Pourquoi l’herbicide Avanza, utilisé en riziculture, sème le trouble en Camargue

Pour la quatrième année consécutive, le ministère de l’Agriculture a accordé une dérogation pour l’utilisation de l’herbicide Avanza dans la riziculture. En Camargue, alors qu’une partie des riziculteurs estime que son usage est indispensable, d’autres s’insurgent de ses effets dévastateurs sur le milieu aquatique et la biodiversité. Et au milieu coule une rivière : la maire des Saintes-Maries-de-la-Mer s’inquiète, quant à elle, pour la qualité de l’eau potable et donc la santé de ses administrés.
La filière rizicole de Camargue représente aujourd'hui 11.500 hectares, dont le quart situé dans le département du Gard.
La filière rizicole de Camargue représente aujourd'hui 11.500 hectares, dont le quart situé dans le département du Gard. (Crédits : Ray Wilson)

Avant même les premiers semis de riz qui vont démarrer d'ici quelques jours, la filière rizicole de Camargue, qui représente aujourd'hui 11.500 hectares, dont le quart situé dans le Gard, est sous les feux des projecteurs...
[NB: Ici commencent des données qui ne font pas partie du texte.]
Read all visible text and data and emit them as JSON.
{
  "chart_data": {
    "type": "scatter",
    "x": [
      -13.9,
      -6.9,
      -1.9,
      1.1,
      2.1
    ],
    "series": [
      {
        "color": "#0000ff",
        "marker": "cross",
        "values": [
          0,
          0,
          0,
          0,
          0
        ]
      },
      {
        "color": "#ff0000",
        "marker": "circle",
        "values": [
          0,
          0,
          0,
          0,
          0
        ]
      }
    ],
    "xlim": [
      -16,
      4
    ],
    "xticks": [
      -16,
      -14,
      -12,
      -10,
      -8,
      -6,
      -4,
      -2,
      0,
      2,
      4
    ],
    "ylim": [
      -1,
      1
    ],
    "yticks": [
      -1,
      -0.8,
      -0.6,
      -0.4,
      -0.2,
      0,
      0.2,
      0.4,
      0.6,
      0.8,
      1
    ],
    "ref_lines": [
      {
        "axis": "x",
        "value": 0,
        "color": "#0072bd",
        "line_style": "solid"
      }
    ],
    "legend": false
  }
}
Normalement interdit en France, un herbicide, l'Avanza, a obtenu pour la quatrième année consécutive une dérogation du ministre de l'Agriculture pour être utilisé dans les rizières de Camargue pendant une durée limitée à 120 jours. Une décision qui, cette année encore, ne fait pas l'unanimité, mais qui a pris de l'ampleur avec le lanceur d'alerte Hugo Clément.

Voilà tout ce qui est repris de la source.